Maka tidak ada daya dan upaya melainkan hanya dari Tuhan datangnya.
#bacalah
#nusantara
#diperjalankan

Senin, 12 Oktober 2015

Sri: Siswi SABETA Nusantara

Nama ku Sri Nova. Nova adalah salah satu fam —marga— dalam suku Galela. Semua suku asli Maluku Utara menggunakan nama fam di belakang nama-nama asli setiap generasi yang lahir. Budaya ini turun-temurun hingga sekarang. Menjaga budaya, menjaga nama baik leluhur menjadi kewajiban bagi setiap generasi yang hidup di tanah dan air Maluku Utara.

Aku tinggal bersama kedua orang tua ku di desa kecil bernama Geti Lama. Desa yang telah membesarkan aku yang bungsu bersama kedua kakak ku. Sebagai anak perempuan bungsu, saat ini hari-hariku tak luput dari membantu kedua orang tuaku yang kerepotan menafkahi keluarga. Papa ku bekerja serabutan. Kadang bekerja membelah kayu, kadang juga mencungkil kelapa milik saudara-saudara papa dan mama, kadang juga menjadi ojek laut menggunakan ketinting peninggalan tete —kakek.

Setiap pagi, sebelum berangkat sekolah aku berkeliling desa untuk menjual roti garu —roti tawar yang berbentuk seperti buah ketapang utuh berlumur gula pasir yang dicairkan. Roti garu dibuat mama ku saat malam hari. Ku temani mama sambil belajar mata pelajaran yang akan diajarkan esok hari di sekolah.
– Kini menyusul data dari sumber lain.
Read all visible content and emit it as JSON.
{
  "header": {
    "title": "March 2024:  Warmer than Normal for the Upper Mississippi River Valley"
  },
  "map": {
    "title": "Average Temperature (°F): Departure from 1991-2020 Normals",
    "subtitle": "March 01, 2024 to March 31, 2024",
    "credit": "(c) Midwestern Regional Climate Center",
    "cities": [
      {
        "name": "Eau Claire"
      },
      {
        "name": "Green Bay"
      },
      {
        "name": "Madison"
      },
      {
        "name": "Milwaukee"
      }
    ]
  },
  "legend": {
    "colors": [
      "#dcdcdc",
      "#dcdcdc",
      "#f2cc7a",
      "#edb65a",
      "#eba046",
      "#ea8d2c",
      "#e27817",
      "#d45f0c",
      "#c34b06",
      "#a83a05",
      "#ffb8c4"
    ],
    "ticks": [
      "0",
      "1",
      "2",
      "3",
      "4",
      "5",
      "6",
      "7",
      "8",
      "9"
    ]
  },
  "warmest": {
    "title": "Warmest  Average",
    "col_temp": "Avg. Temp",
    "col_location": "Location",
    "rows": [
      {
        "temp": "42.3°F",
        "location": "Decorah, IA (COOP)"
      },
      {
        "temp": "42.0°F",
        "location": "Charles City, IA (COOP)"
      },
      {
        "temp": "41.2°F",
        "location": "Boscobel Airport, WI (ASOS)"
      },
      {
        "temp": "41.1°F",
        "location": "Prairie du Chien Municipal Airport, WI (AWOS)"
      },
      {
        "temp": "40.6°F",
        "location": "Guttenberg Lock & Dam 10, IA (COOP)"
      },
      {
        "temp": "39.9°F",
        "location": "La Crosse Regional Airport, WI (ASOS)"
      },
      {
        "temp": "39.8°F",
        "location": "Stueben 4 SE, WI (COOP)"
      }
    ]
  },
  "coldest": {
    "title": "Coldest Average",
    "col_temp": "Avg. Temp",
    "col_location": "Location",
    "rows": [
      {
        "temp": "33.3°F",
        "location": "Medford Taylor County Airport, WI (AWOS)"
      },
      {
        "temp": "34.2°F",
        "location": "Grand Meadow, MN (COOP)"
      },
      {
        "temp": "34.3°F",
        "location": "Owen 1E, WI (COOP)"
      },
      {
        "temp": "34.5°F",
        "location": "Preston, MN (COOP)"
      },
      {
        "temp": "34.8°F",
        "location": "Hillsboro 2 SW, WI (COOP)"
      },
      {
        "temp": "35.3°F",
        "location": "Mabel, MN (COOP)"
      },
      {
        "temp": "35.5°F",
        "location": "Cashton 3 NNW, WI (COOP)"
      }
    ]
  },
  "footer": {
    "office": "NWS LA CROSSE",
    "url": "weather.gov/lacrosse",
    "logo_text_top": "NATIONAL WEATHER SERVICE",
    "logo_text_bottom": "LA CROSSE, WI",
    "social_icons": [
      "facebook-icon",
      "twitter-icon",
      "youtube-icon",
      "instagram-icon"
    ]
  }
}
Roti garu yang ku jual laku sekali. Karena sudah menjadi kebiasaan warga desa Geti hanya sarapan dengan kue dan minum te —teh. Terkadang belum sampai pukul 07.00 WIT, aku sudah pulang dengan bokor —toples—  yang sudah tak berisi. Bahagia ku dapat saat pulang dengan bokor yang telah ringan. Baru setelah berjualan aku bergegas mandi dan langsung berangkat sekolah.
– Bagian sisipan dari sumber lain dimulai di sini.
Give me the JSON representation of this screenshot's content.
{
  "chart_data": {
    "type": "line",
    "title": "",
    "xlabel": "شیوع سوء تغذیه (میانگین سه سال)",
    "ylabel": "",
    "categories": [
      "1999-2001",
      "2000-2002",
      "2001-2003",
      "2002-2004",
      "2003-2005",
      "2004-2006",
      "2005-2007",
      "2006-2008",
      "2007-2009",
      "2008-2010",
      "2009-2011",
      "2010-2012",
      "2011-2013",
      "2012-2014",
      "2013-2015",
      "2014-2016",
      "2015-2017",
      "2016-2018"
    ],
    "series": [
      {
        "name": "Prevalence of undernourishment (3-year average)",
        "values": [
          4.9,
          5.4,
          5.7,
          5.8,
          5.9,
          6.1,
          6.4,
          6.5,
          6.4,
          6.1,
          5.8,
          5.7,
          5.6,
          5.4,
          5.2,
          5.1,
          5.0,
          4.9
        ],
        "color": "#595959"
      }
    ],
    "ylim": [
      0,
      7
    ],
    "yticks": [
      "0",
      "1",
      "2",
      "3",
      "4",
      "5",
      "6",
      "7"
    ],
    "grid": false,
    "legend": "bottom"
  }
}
Aku tidak sarapan di rumah, melainkan membawa bekal ke sekolah yaitu satu botol air te dan dua buah roti garu yang sudah disiapkan mama saat aku sedang berjualan. Sehingga di sekolah aku tidak lagi jajan.

Oh iya, aku sampai lupa. Nama sekolah ku SD Negeri Geti Lama. Saat ini aku duduk di kelas lima. Kami belajar itu selalu digabung dengan kelas enam. Satu ruangan dengan satu guru dan materi pelajaran yang selalu sama. Bahkan dalam belajaran kami tidak bisa membedakan mana pelajaran kelas lima dan mana pelajaran yang kelas enam.
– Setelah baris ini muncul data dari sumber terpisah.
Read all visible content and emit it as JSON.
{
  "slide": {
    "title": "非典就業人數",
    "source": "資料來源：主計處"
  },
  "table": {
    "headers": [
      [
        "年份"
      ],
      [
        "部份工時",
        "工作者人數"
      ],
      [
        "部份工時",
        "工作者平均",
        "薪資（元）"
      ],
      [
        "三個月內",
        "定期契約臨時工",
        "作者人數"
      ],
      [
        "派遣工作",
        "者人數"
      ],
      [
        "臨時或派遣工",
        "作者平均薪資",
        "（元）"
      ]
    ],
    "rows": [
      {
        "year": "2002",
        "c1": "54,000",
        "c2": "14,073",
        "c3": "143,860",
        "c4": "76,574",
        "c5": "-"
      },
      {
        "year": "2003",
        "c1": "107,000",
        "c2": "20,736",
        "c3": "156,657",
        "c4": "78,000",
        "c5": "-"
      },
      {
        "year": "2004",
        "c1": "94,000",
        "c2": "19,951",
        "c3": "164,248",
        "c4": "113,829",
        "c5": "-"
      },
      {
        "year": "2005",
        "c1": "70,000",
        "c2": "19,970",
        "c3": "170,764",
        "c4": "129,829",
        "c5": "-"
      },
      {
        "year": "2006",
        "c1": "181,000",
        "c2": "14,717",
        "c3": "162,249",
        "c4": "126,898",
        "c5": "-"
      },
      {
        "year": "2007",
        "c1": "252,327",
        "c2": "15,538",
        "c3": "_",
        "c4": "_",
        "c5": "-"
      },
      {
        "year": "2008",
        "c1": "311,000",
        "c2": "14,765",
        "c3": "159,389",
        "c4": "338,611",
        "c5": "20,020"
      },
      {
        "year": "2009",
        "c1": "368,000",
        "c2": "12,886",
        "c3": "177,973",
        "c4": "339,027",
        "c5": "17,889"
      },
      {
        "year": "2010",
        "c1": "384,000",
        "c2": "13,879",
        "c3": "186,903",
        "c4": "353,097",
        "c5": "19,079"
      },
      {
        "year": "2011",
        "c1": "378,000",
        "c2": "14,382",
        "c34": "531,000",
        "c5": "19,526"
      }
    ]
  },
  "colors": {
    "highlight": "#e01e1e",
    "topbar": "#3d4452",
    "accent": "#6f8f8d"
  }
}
Namun kami bersyukur dapat belajar dengan tenang di sekolah. Terlebih saat bapa guru memperkenalkan kami dengan Sahabat Pena. Mereka sudah melengkapi kekurangan guru di sekolah.

Dengan adanya Sahabat Pena yang kami namai SABETA (Sahabat Beta) Nusantara, kami lebih semangat lagi untuk datang ke sekolah dan lebih giat dalam belajar. Mereka adalah teman-teman sekaligus guru kami yang berada di luar Maluku Utara. Ada yang di Medan, Padang, Lampung, Bandung, Semarang, Yogyakarta, Solo, Malang, Blitar, juga ada yang di luar negeri: Jepang.
Menyenangkan sekali bisa berkirim surat dengan mereka. Kami jadi tau tentang kota-kota besar. Tentang gedung-gedung yang tinggi dan tentang keramaian di kota. Kami juga berbagi kabar tentang keadaan alam di desa kami. Menurut surat balasan mereka yang kami baca, begitu senang mereka dapat surat dari kami. Sama, Kami pun senang. Dan mereka keheranan dengan cerita tentang desa kami yang tidak ramai seperti tempat tinggal mereka.

Saat pulang dari sekolah kalau tidak ada jadwal les, kami selalu berjalan ke kebun untuk mengambil kelapa, sayur dan kadang juga ambil kayu bakar. Daun paku, daun kasbi (singkong), kangkung, juga daun atau bunga pepaya dan sayur-sayur lain berlimpah di kebun-kebun kami. Sebenarnya kami masyarakat Maluku Utara tidak begitu suka dengan sayur-sayuran. Kami lebih suka makan ikan. Sehari saja kami tidak makan ikan, badan kami serasa soak —lemas. Ini karena desa-desa di Maluku Utara terletak di pantai-pantai. Hidup kami tidak bisa lepas dari laut. Kami begitu mencintai laut dengan gugusan pulau-pulaunya. Hal ini lah yang menyebabkan kami lebih banyak mengkonsumsi ikan daripada sayur-mayur. Tapi kata pa guru, kita mesti menjaga keseimbangan gizi. Untuk itu kami rajin mengambil sayur.